🤖 AI Summary
Existing Abstract Meaning Representation (AMR) frameworks inadequately model spontaneous French dialogue due to insufficient handling of spoken-language dynamics (e.g., self-repairs, ellipsis, incomplete utterances) and poor coverage of French-specific syntactic phenomena (e.g., pro-drop, verb-second variants).
Method: We construct the first AMR corpus for spontaneous French dialogue, systematically extending the AMR formalism with novel nodes and relations to encode dialogue acts, discourse repairs, and French morphosyntactic properties. We accompany this with a comprehensive bilingual annotation guideline.

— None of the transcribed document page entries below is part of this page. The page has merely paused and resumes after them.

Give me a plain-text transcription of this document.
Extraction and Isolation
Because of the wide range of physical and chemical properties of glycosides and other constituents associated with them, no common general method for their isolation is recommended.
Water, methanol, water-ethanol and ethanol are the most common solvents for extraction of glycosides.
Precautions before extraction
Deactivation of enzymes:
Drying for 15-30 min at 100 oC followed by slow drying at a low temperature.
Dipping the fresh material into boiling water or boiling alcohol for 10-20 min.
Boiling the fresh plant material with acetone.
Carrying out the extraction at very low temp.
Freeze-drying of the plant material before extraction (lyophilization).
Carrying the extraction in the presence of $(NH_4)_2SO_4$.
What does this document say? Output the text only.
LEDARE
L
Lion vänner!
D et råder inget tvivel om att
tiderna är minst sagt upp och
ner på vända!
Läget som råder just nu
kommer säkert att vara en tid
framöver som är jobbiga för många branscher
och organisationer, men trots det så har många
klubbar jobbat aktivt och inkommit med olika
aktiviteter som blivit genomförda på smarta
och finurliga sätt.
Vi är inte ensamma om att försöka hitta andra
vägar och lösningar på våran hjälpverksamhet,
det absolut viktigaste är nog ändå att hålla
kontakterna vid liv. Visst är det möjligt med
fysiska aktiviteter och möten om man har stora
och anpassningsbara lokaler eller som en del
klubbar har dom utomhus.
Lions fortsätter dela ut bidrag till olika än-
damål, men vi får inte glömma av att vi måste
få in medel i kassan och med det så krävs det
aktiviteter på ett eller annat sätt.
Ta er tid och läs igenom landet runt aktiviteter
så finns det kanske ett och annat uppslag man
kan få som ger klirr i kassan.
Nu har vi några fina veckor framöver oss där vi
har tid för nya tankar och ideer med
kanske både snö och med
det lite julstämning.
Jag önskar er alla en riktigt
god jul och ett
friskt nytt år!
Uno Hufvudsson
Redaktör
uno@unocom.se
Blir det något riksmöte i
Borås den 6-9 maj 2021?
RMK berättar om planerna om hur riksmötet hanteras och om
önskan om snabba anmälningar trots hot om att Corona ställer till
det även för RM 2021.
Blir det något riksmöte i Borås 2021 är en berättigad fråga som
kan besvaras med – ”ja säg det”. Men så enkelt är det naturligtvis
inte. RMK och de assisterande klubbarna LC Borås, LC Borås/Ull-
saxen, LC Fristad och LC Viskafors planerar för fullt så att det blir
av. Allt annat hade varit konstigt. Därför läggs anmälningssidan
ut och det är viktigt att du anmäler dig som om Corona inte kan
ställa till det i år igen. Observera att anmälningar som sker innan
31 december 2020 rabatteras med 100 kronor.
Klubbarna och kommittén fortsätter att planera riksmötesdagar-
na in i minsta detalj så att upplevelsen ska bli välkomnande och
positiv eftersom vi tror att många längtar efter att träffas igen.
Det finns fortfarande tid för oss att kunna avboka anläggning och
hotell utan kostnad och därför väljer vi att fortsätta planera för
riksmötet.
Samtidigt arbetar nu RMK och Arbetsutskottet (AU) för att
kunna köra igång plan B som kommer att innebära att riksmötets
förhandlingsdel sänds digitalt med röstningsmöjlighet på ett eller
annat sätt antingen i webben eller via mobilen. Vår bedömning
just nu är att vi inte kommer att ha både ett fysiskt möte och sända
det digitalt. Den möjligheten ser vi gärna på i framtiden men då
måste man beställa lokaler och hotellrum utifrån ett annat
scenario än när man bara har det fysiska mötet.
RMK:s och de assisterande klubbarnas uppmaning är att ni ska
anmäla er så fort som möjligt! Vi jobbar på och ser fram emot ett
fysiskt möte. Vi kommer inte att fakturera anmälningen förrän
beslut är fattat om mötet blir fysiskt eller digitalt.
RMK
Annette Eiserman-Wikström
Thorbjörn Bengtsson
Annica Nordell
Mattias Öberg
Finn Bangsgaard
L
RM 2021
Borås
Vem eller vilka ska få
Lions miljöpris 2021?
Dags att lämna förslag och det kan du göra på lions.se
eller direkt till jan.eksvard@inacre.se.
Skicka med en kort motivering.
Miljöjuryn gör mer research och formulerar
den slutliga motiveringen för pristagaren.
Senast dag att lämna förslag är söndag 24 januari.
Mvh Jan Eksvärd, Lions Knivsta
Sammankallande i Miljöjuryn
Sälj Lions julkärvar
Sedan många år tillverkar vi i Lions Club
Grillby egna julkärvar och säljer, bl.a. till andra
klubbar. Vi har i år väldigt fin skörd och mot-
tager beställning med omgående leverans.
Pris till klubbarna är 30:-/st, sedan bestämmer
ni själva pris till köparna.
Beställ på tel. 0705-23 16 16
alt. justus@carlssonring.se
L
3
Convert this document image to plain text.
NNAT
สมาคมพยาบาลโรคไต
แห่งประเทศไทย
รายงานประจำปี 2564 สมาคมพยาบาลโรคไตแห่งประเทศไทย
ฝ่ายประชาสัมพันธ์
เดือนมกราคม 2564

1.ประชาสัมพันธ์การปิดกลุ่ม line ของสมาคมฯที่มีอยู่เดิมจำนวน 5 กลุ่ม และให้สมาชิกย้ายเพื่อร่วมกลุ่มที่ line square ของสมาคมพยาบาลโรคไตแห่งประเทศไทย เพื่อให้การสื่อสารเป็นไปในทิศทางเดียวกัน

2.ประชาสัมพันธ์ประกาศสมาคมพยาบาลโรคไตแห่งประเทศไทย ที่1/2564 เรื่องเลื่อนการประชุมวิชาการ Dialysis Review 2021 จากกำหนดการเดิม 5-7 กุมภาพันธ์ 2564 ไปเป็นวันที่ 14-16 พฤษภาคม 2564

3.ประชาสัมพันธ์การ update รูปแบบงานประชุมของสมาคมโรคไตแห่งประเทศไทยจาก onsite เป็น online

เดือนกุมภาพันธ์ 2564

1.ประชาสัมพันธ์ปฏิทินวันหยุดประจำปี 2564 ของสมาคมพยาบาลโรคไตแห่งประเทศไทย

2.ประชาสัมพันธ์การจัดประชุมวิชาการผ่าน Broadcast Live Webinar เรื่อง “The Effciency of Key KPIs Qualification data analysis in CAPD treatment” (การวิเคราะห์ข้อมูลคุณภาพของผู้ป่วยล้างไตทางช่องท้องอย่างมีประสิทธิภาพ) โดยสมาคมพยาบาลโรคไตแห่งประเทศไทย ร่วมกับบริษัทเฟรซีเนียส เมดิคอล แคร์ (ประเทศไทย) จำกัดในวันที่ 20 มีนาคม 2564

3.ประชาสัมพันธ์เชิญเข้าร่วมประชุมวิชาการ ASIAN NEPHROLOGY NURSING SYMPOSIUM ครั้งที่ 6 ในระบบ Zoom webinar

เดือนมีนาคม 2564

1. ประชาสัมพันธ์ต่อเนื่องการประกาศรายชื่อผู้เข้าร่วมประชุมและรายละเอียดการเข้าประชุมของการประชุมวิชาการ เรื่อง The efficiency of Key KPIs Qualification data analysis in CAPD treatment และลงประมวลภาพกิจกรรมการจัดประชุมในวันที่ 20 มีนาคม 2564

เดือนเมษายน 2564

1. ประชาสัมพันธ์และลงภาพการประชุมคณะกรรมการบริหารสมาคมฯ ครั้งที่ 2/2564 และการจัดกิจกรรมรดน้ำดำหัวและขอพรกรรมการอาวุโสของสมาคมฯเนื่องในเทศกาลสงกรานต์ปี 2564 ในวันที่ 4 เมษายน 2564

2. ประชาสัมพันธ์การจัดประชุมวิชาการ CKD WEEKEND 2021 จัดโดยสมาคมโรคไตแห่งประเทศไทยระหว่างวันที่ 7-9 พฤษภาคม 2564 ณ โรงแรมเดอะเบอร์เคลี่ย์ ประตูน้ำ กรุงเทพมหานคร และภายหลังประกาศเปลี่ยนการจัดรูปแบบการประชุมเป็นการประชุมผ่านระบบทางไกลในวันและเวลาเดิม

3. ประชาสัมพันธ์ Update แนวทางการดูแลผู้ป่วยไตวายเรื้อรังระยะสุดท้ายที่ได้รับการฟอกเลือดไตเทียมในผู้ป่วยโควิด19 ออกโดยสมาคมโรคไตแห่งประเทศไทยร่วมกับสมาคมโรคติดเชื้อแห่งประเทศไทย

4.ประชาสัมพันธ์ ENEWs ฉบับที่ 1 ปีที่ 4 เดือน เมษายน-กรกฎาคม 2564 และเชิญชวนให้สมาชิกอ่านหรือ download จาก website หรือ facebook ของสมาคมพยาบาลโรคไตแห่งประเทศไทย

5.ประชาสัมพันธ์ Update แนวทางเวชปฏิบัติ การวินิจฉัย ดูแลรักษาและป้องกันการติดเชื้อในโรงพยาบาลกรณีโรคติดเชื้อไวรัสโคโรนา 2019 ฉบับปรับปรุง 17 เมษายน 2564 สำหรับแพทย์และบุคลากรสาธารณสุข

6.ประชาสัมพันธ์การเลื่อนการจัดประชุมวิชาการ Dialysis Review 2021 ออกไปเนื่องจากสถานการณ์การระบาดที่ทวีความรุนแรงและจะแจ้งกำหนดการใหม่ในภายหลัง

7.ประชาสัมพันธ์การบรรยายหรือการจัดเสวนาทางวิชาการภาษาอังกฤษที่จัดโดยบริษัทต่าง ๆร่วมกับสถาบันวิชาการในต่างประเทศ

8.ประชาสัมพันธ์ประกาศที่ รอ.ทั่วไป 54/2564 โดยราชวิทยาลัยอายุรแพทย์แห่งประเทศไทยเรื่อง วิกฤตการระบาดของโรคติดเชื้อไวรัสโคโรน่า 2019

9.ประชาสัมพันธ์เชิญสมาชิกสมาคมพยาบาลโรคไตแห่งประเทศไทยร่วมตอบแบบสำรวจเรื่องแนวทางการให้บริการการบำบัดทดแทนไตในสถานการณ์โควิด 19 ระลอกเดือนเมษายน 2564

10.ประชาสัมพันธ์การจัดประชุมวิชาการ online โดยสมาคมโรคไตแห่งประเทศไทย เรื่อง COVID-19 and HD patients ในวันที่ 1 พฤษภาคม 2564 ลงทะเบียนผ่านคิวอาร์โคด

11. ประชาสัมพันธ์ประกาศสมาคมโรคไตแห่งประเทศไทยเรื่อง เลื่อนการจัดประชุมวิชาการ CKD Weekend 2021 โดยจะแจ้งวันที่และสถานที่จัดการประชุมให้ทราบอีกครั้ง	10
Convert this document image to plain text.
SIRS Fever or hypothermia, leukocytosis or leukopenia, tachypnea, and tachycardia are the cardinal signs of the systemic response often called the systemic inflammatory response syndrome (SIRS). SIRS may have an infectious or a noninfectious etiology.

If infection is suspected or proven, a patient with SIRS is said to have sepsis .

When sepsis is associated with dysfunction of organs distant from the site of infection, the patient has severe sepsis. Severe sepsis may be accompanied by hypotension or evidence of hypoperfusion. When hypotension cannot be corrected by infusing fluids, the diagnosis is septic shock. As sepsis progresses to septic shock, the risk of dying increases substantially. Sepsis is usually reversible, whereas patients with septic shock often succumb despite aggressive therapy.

Contribution/Results: Leveraging this corpus, we train and evaluate the first French AMR parser, enabling semi-automatic annotation. All resources—including the corpus, guidelines, and parser—are released under the CC-BY-SA license. This work significantly advances AMR’s capacity to model informal spoken semantics and enhances its practical utility for French NLP.
📝 Abstract
We present our work to build a French semantic corpus by annotating French dialogue in Abstract Meaning Representation (AMR). Specifically, we annotate the DinG corpus, consisting of transcripts of spontaneous French dialogues recorded during the board game Catan. As AMR has insufficient coverage of the dynamics of spontaneous speech, we extend the framework to better represent spontaneous speech and sentence structures specific to French. Additionally, to support consistent annotation, we provide an annotation guideline detailing these extensions. We publish our corpus under a free license (CC-SA-BY). We also train and evaluate an AMR parser on our data. This model can be used as an assistance annotation tool to provide initial annotations that can be refined by human annotators. Our work contributes to the development of semantic resources for French dialogue.